18 Mart 2010 Perşembe



Saatsiz Ülke – Yiğit Kulabaş

Yazan: nazimo Kategori: Bilimkurgu| Kurgu

Saatsiz Ülke, Zamanya’nın devam kitabı. Zamanya’nın bittiği yerden Saatsiz Ülke başlıyor. Kerim, Selim ve Selim’in kız arkadaşı Arya kısa bir tatil yapmak üzere aniden Bozcaada’da, Kerim’in yıllardır tanıdığı bir pansiyona tatil yapmaya, daha doğrusu kafa dinlemeye geliyorlar. Eski dost Lale’nin işlettiği pansiyon, elektrikten ve elektriğin getirdiği her türlü teknolojiden arındırılmış bir yer. Her yerin kandillerle aydınlatıldığı, odalarda sadece temel ihtiyaçları karşılayacak kadar eşyanın bulunduğu, konukların kendileriyle ve birbirleriyle yüzleşmek zorunda kaldıkları bir yer. Bu nedenle, yüzleşmeler esnasında sürtüşmelerin de çıkması kaçınılmaz oluyor.

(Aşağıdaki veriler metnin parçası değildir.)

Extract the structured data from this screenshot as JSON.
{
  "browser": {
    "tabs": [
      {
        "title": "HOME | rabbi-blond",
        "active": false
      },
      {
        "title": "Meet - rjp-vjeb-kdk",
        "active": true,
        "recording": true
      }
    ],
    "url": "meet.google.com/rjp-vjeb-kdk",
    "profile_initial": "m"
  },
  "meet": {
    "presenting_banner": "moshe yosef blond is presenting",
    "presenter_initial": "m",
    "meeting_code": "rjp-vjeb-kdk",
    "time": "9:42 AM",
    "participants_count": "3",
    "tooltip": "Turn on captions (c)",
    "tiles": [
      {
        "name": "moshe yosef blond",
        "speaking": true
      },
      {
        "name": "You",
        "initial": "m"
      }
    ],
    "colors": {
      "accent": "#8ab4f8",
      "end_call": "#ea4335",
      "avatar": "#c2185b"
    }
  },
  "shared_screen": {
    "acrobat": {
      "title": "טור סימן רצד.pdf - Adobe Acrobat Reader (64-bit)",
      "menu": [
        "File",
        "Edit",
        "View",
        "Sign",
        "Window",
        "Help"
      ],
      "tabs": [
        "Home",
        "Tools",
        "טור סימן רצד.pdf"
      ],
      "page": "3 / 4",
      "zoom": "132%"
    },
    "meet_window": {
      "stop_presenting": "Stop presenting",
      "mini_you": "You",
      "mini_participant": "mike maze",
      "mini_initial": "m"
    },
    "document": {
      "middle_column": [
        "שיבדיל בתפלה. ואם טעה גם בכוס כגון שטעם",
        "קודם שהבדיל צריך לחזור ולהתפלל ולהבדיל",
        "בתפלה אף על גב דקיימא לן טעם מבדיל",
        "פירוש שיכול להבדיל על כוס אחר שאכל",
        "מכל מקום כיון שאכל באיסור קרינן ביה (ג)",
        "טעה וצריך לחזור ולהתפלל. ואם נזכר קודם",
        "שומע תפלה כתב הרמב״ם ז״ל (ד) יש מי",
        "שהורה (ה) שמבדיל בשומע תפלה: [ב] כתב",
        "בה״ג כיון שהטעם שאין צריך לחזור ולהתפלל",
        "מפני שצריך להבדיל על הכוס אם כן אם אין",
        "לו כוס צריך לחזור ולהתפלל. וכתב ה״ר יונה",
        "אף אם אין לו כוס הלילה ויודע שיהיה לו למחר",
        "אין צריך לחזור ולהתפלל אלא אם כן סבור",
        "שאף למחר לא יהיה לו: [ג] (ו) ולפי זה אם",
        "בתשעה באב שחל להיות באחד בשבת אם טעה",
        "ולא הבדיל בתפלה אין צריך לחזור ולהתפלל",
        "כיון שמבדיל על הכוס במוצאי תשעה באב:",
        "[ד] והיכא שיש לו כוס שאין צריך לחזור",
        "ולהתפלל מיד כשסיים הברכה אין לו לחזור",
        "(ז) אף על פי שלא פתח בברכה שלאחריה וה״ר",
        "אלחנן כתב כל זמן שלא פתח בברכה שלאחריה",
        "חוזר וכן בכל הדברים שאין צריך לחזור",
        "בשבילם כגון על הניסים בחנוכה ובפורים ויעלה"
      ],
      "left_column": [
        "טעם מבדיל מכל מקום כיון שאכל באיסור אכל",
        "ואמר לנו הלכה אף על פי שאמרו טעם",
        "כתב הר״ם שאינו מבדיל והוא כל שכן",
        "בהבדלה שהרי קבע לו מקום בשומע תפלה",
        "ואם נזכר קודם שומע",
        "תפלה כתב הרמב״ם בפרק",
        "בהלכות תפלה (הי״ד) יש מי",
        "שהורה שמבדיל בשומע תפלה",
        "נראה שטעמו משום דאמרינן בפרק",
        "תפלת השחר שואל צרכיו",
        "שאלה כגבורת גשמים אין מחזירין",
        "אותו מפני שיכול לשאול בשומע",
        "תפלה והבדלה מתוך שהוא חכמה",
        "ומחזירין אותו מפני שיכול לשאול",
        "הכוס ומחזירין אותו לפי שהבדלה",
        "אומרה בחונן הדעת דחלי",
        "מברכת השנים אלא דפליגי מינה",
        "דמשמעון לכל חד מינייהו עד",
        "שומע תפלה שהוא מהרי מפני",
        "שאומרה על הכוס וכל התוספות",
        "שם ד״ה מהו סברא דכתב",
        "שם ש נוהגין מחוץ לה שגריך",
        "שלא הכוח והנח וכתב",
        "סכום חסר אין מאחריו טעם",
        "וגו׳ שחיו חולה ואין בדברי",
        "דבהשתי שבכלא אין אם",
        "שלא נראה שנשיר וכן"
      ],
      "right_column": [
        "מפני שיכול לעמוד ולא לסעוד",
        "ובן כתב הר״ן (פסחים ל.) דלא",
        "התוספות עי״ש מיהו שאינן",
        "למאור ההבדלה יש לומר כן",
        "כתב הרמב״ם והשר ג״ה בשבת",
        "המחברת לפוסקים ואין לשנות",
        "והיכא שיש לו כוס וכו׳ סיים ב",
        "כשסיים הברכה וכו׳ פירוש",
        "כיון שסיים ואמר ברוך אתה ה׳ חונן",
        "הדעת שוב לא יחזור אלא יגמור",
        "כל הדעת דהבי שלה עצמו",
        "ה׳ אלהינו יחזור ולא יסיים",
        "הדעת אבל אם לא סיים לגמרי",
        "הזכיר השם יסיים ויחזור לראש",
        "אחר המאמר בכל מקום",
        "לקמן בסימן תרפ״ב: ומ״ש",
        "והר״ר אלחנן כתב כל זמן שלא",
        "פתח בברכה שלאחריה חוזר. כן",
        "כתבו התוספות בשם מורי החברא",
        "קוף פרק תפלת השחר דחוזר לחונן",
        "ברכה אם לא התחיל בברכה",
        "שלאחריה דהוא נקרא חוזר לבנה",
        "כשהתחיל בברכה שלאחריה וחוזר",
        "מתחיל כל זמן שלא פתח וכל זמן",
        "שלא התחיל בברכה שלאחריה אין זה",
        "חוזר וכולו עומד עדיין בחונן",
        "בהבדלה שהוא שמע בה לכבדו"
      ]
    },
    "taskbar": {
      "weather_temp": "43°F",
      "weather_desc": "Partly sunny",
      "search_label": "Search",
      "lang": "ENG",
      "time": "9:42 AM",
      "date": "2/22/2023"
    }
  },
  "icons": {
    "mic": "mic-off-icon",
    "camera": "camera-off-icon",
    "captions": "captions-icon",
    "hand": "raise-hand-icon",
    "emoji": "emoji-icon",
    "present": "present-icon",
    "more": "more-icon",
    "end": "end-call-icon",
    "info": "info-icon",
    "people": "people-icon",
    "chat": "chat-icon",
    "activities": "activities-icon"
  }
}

Kerim, Selim ve Arya’nın adaya gelmesinden sonra, Türkiye’de çok garip bir şey oluyor ve tüm saatler birdenbire duruyor. Ülkede çalışan bir tek saat dahi kalmıyor. Tüm ülke ve dünya bu olayın sebebini araştırırken, Bozcaada’da hayat aynı seyrinde devam ediyor. 

Türkiye’de saatler durdu.
“Tespitlerimize göre zaman değil, sadece saatler durmuş bulunmaktadır,” dedi Başbakan.
“Tek tesellimiz budur; Zaman akmaktadır, akmaya devam edecektir.”
“Tespitlerimize göre zaman değil, sadece saatler durmuş bulunmaktadır,” dedi Başbakan. “Tek tesellimiz budur; Zaman akmaktadır, akmaya devam edecektir.”
Bozcaada’da, Lale zaten yıllardır saatten muaf yaşadığı için bu habere aldırmaz.  Pansiyonda kalan ve  savant sendromu olan  bir genci denek olarak kullanarak hafıza üzerine deneyler yapan profesör Candan için de bu durum önemli değildir. Selim zaten istifa etmeye karar vermiştir. Olduğu yerden de gayet memnundur. Bu işe bir Arya’nın canı sıkılır.
Derken Zamanya’dan tanıştığımız anarşist ruhlu Zaman şirketinden ayrılmış Antonio’da birden bire Bozcaada’da beliriverir. Kerim, yaşanan olayları uc uca eklediğinde, Türkiye’de saatlerin başına gelenlerle kendisinin Zaman şirketiyle yapmış olduğu iş görüşmesinin yakından ilişkisi olduğunu fark eder. Bir güç Kerim’i Zaman şirketine doğru sürüklemek istemektedir. Kerim ve arkadaşları Bozcaada’da Zaman’a karşı mücadele etmek zorundadır. Çünkü saatlere ne olduğunu yalnızca onlar bilmektedirler. Fakat bu mücadele hiç de kolay olmayacaktır. Mücadele sürerken, yeni dostluklar kurulacak, yeni aşklar başlayacak, eski dostlar ve arkadaşlar eteklerindeki taşları dökecektir. Tüm bu maceraya Bozcaada’nın mehtabı, Lale’nin patlıcanlı pilavı ve gelincik şurubu eşlik edecektir.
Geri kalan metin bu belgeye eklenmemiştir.